Early models tended to combine the image and the question with simple concatenation. Multi-modal Compact Bilinear Pooling showed promising advances in VQA performance by approximating the outer product between image and text features. Adding to this progress, Multi-modal Low-Rank Bilinear Pooling achieves similar performance with less computationally expensive (e.g. fewer parameters) methods.

Compositional VQA models

Compositional VQA models were motivated to address multiple steps of reasoning to the answers for each question.
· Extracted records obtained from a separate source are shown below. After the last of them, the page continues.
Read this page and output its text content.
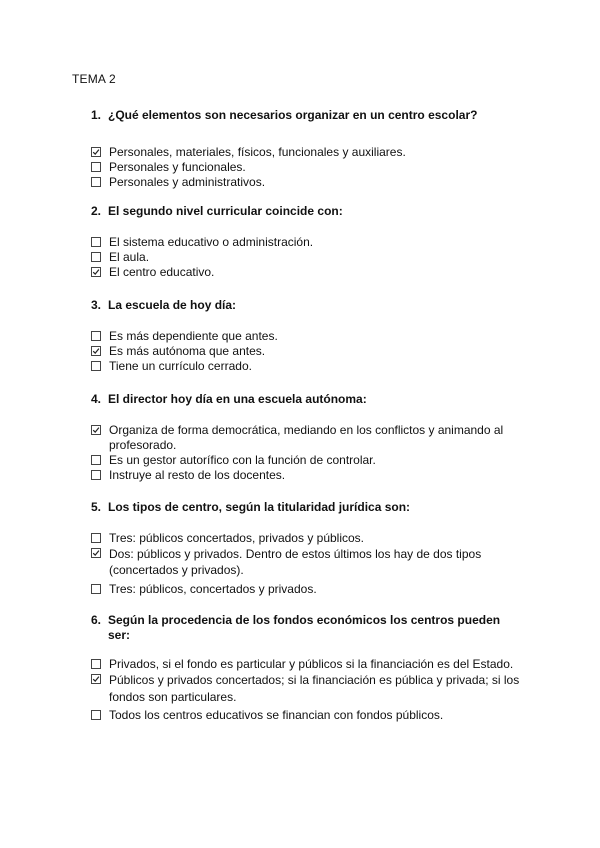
TEMA 2
1. ¿Qué elementos son necesarios organizar en un centro escolar?
Personales, materiales, físicos, funcionales y auxiliares.
Personales y funcionales.
Personales y administrativos.
2. El segundo nivel curricular coincide con:
El sistema educativo o administración.
El aula.
El centro educativo.
3. La escuela de hoy día:
Es más dependiente que antes.
Es más autónoma que antes.
Tiene un currículo cerrado.
4. El director hoy día en una escuela autónoma:
Organiza de forma democrática, mediando en los conflictos y animando al profesorado.
Es un gestor autorífico con la función de controlar.
Instruye al resto de los docentes.
5. Los tipos de centro, según la titularidad jurídica son:
Tres: públicos concertados, privados y públicos.
Dos: públicos y privados. Dentro de estos últimos los hay de dos tipos (concertados y privados).
Tres: públicos, concertados y privados.
6. Según la procedencia de los fondos económicos los centros pueden ser:
Privados, si el fondo es particular y públicos si la financiación es del Estado.
Públicos y privados concertados; si la financiación es pública y privada; si los fondos son particulares.
Todos los centros educativos se financian con fondos públicos.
To illustrate, answering ‘what is the left of the horse?’ would require finding the horse and naming the object on the left side of it. Neural Module Network (NMN) takes external question parsers to find the sub-tasks in the question (i.e. break down into a sequence of sub-tasks). These sub-tasks are then carried out through separate neural sub-networks (e.g. network of ‘find’, ‘describe’, ‘measure’, ‘transform’).

In general, CNN based models tended to display better performance than Bayesian and compositional architectures despite their interesting theoretical motivations.

Discussion points

From the aforementioned datasets and models, five important discussion points need to be considered when developing a new VQA model:

  1. Vision vs Language: Ablation studies revealed that the model trained with questions-only performs superior than image-only, indicating predictive power of language over image. This is potentially because questions are more prone to constrain the kinds of answers that could be provided and dataset tended to have strong bias in images and QA pairs. This was further proved by the fact that the models were sensitive to the way questions are phrased and displayed varied accuracy where the same images were used. It is implied that the models overly rely on language ‘clues’.

  2. Essential attention?: The models with attention mechanisms tended to show better performance, but this was not always the case. To illustrate, when combining image and text features, the model with simple concatenation and attention mechanism did not perform better than the ones with element-wise multiplication and addition without attention mechanisms. This may be because attention mechanisms help to focus on discriminative regions rather than where the model actually should attend.

  3. Effect of bias on method evaluation: Harder questions such as ‘why’ questions are rare and biases in existing datasets severely impairs the ability to evaluate VQA models. For example, if the accuracy for the questions beginning with ‘Is’ and ‘Are’ are improved by 15%, the whole accuracy would increase by 5% while the accuracy for ‘why’ and ‘where’ will only increase the total accuracy by 0.6%.

  4. Binary questions: There are many binary questions (answering with ‘Yes/No’) in the existing datasets. Binary questions are easy to evaluate and they can be comprehensive enough to contain variety of tasks (e.g. spatial reasoning, counting, drawing inferences). In practice, however, binary questions represent lack of complex questions and similarity between questions and answers built by human annotators.

  5. Open-ended vs multiple choice: Multiple choice questions reduce VQA into determining which of the answer is correct rather than attempting to answer the question. Any VQA model theoretically should be able to provide answers without being given options of answers as inputs.

Lessons learnt and future to-do-list

VQA models have shown its capacity to be better at human-computer interactions but there is still a large gap in performance between machine and human-generated answers. The authors’ discussions on downside (e.g. overly depending on language ‘clues’, dataset biases) and gaps (e.g. lack of comprehensive QA pairs) suggest that these aspects should be taken into consideration for improvements to newly-proposed models. In addition, given the paper documenting the development until 2015 or 2016, more recent developments in VQA will be investigated further.